Jon Ronson on his former rivalry with fellow documentary-maker Louis Theroux

The broadcaster explores stories about people on the fringes of society.

Documentary-maker Jon Ronson has revealed that he used to reference his former rivalry with Louis Theroux in his work as he did not want to sound like he was “beyond reproach”.

The 55-year-old writer and broadcaster has produced podcasts, programmes and books which tell stories about people on the fringes of society, similar to Theroux’s work.

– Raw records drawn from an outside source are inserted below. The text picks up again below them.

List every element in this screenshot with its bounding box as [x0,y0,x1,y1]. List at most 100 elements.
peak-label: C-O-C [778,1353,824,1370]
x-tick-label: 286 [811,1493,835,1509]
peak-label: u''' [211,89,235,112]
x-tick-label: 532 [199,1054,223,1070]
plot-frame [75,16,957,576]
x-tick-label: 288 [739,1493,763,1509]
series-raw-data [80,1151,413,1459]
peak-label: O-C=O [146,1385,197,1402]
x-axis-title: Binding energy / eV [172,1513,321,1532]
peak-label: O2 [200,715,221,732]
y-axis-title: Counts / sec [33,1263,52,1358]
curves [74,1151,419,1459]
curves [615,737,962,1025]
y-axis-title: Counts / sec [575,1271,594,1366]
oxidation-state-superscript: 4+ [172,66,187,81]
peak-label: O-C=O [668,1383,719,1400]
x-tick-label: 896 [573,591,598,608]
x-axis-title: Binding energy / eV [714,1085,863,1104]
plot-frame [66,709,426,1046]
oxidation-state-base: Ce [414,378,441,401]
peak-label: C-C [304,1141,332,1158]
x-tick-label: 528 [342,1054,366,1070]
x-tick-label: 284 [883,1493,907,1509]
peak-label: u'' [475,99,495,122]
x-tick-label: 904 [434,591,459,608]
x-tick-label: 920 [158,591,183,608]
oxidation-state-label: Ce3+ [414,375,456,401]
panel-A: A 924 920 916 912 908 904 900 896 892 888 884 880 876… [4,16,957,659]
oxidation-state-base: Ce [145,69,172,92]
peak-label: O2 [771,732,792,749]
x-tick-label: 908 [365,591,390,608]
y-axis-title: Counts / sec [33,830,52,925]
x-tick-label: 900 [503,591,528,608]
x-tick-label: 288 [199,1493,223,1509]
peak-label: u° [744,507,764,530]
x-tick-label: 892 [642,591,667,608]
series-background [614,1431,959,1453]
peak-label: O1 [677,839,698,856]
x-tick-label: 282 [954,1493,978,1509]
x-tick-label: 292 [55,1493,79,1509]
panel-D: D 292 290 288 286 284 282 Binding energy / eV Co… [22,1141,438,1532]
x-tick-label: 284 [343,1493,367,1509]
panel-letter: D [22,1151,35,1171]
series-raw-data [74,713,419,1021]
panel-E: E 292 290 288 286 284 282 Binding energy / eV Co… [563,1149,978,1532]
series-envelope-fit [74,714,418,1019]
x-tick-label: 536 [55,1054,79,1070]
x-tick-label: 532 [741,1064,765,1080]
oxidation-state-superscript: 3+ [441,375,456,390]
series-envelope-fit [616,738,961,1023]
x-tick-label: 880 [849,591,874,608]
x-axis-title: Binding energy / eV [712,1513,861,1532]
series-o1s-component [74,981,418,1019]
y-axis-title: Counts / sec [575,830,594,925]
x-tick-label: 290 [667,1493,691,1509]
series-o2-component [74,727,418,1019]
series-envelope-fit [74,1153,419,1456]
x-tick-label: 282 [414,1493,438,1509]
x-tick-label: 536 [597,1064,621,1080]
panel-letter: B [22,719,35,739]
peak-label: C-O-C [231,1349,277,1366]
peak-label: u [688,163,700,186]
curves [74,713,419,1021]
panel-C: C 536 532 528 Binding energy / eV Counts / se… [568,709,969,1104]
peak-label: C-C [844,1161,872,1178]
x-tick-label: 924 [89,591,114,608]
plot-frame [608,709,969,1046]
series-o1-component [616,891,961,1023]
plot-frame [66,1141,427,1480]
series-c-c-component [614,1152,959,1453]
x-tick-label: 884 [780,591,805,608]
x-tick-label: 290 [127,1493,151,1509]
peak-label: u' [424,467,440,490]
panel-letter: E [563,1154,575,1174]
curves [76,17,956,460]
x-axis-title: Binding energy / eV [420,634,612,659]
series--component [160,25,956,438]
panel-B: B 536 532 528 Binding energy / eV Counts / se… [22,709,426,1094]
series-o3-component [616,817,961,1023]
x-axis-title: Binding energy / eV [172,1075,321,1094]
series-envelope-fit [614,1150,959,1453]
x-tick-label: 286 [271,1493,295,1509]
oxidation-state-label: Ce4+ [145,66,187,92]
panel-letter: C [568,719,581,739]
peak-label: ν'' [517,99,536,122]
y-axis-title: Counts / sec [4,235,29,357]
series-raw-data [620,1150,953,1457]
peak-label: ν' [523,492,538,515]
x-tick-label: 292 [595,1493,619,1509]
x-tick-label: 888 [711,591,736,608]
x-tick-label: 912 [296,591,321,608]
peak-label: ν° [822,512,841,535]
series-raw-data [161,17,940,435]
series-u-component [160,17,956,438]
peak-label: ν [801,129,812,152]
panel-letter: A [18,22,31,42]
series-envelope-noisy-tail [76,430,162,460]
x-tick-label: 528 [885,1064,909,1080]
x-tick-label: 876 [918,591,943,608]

Speaking on Radio 4’s Desert Island Discs, he confirmed he is now friends with Theroux, but at times he stills like to let people know that he feels he was exploring these topics before his fellow filmmaker.

Louis Theroux comments
Louis Theroux (Matt Crossick/PA)

He said: “I’ve never wanted to be high up in some kind of hierarchy. I’ve never wanted to be the representative of righteous society, going into the world of the crazy people and being the right person.

“Like I’m right, they’re wrong. I’ve never wanted to be that. Hence, the fact that I’ve quite often put in my own absurdities into stories.

“In the 1990s, me and Louis though had a bit of a rivalry. And even though it was kind of embarrassing that we had this rivalry I would talk about it because it was so absurd.

“I used to have this joke on stage that me and Louis were like conjoined twins and for one of us to grow stronger, the other one had to die.

“But I would deliberately put those things in for that reason, like I didn’t want to be the sensible one who’s beyond reproach.”

Ronson has produced a number of works which investigate controversial figures and groups including his books Them: Adventures With Extremists and So You’ve Been Publicly Shamed.

Theroux has also had a 25-year career exploring topics from the world of neo-Nazi cults to the Church of Scientology.

Broadcasting Press Guild Awards – London
Jon Ronson (Jonathan Brady/PA)

Broadcaster Ronson said that he now thinks the world of Theroux following the years of rivalry.

He said: “I luckily matured my way out of that destructive thought spiral.

“And it’s so nice to sit and watch one of Louis’ documentaries and not feel anything other than just joy watching it.”

However, he admitted that at times he has reminded people that he believes he was exploring these topics before Theroux, including one time to a British Embassy member.

He recalled having to call the embassy once when he was being followed by the Bilderberg Group and when they did not understand what he meant by calling himself a humanist journalist, he had to say “I’m a bit like Louis Theroux”.

Ronson noted that when that provided the embassy with clarity, he told them: “But actually, I was doing it first.”

He joked: “I thought this could be the last conversation I have, I could die, I was going to use my last breaths on earth (for this)”.

– The full interview with Jon Ronson on Desert Island Discs will air on BBC Radio 4 and BBC Sounds on Sunday at 11am.